I am a failure at resolutions. I’m not being self-deprecating. This is a fact. I know this because I recorded my 2011 New Year’s Resolutions here on the blog. These resolutions weren’t even newly professed — they were things that I had committed to doing in 2010 already during the year and still hadn’t managed to succeed at. (This is certainly a downside of keeping a public weblog — your successes and failures are out in the open for all to read.)
At the risk of doing “an Oprah” and outing myself for losing weight only to gain it again, this is exactly what I did in 2012. In January 2012, I started recording my food using an online tool called My Fitness Pal. Two of my friends have had amazing success at losing weight and keeping it off and they use this tool on a daily basis — even when they’re on holiday. So I decided to give it a try. By June, I had lost almost 20 lbs. I let things slide in the summer and now, in January 2013, I sit back at the same weight I started from. As you can imagine, it makes me wonder why I bothered in the first place.
And yet, I still feel the compulsion to make resolutions for the year ahead. While they are not weight-specific, I do need to adopt — and keep — a more active lifestyle. I am far too sedentary, and it will slowly kill me. Research has found that those who sit all day have:
- 147% increase risk of heart attack or stroke;
- 112% increase in risk of developing diabetes; and a
- 49% greater risk of premature mortality.
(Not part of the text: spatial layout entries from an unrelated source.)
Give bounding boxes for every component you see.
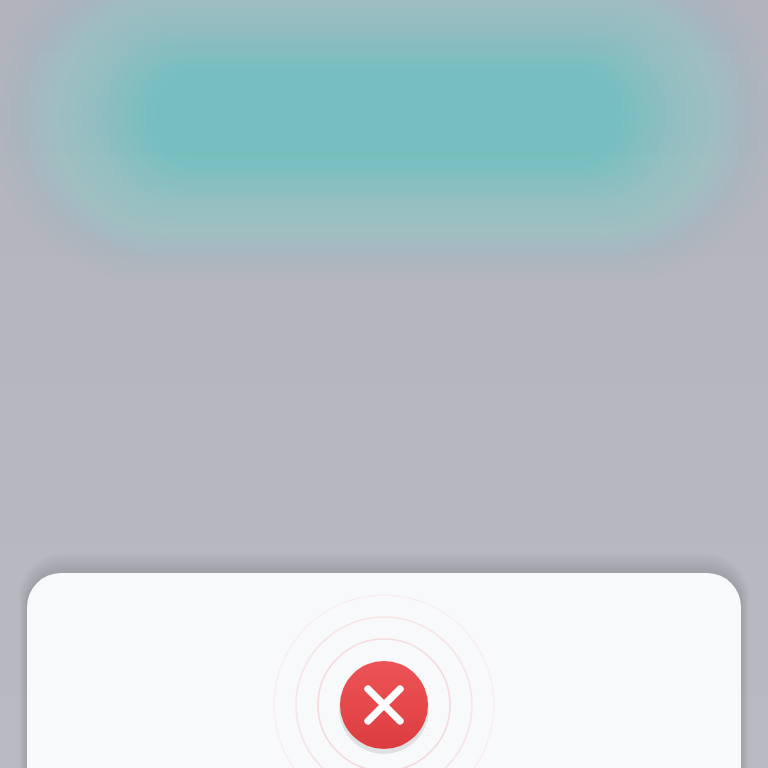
button[interactable]: Decline	[340, 661, 428, 749]
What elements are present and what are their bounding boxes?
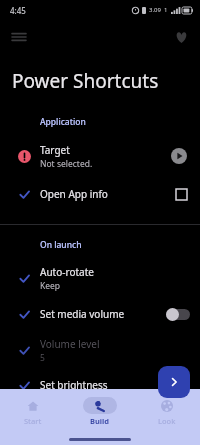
staticText: 3.09 bbox=[149, 6, 161, 14]
button[interactable]: Build bbox=[66, 389, 133, 433]
button[interactable]: Set media volume toggle bbox=[166, 307, 190, 321]
button[interactable]: Open App info bbox=[0, 176, 200, 212]
staticText: Set media volume bbox=[40, 307, 166, 321]
staticText: Target bbox=[40, 143, 70, 157]
staticText: Volume level bbox=[40, 337, 100, 351]
staticText: Start bbox=[24, 416, 42, 426]
button[interactable]: Menu bbox=[6, 24, 32, 50]
staticText: 1 bbox=[164, 6, 168, 14]
staticText: Set brightness bbox=[40, 378, 108, 392]
button[interactable]: Set brightness bbox=[0, 369, 200, 401]
button[interactable]: Play bbox=[166, 143, 192, 169]
staticText: 4:45 bbox=[10, 5, 26, 16]
staticText: Not selected. bbox=[40, 158, 93, 170]
staticText: On launch bbox=[40, 239, 82, 251]
staticText: 5 bbox=[40, 352, 45, 364]
button[interactable]: Start bbox=[0, 389, 66, 433]
button[interactable]: Look bbox=[133, 389, 200, 433]
button[interactable]: Volume level bbox=[0, 331, 200, 369]
staticText: Build bbox=[90, 416, 110, 426]
staticText: Look bbox=[158, 416, 176, 426]
staticText: Application bbox=[40, 116, 86, 128]
staticText: Power Shortcuts bbox=[12, 68, 159, 94]
button[interactable]: Next bbox=[158, 366, 190, 398]
button[interactable]: Target bbox=[0, 136, 200, 176]
button[interactable]: Favorite bbox=[168, 24, 194, 50]
button[interactable]: Open App info checkbox bbox=[170, 183, 192, 205]
staticText: Auto-rotate bbox=[40, 265, 94, 279]
staticText: Open App info bbox=[40, 187, 170, 201]
button[interactable]: Set media volume bbox=[0, 297, 200, 331]
button[interactable]: Auto-rotate bbox=[0, 259, 200, 297]
staticText: Keep bbox=[40, 280, 61, 292]
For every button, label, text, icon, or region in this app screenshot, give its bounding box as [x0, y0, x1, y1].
Why do I say “need”? Because I need to do what I can to be there for my kids’ futures and I need to ensure that I am not taking my health for granted when people close to me have had theirs ripped out of their hands against their will. Hubby is feeling this exact same need. He leads an extremely active lifestyle, so his resolution is different than mine but it is related to preserving our health and not taking it for granted.
In reading this article today in the Harvard Business Review, I again questioned whether I should pronounce a specific goal. The author recommends instead that we should adopt “an area of focus.” So as example, a goal would be to run a marathon this year, whereas an area of focus would be to focus on dramatically increasing my level of cardio-fitness. In the first instance, I might meet the goal but to the detriment of knees because I am so focused on the specific task at hand.
And yet, despite the evidence that I do not succeed at meeting new year’s resolutions and the points raised in the HBR article, I still feel a compulsion to have a specific, tangible goal to strive for. Why, I’m not sure. But I’m going to do it anyhow and it is going to be just one goal.
2013 New Year’s Resolution Goal:
To take 8,000 – 10,000 steps each day
For sedentary adults like myself, it is sometimes recommended to increase your steps by 2,000 to 2,500 steps a day. That would mean that I would be striving for 5,000 to 6,500 steps a day. But other recommendations use the magic “10,000” number. Although I am sedentary, I am in good health and know that I can do 10,000 a day when I put attention towards it. So I think the 8 to 10k is a reasonable goal that can help me form a habit and will result in greater health.
In another post, I will go through the steps I’m taking to integrate this goal into my daily life. If you’d like to join me, I’ve love company!
Happy 2013 to each of you. May it be a year full of laughter and love — and great health!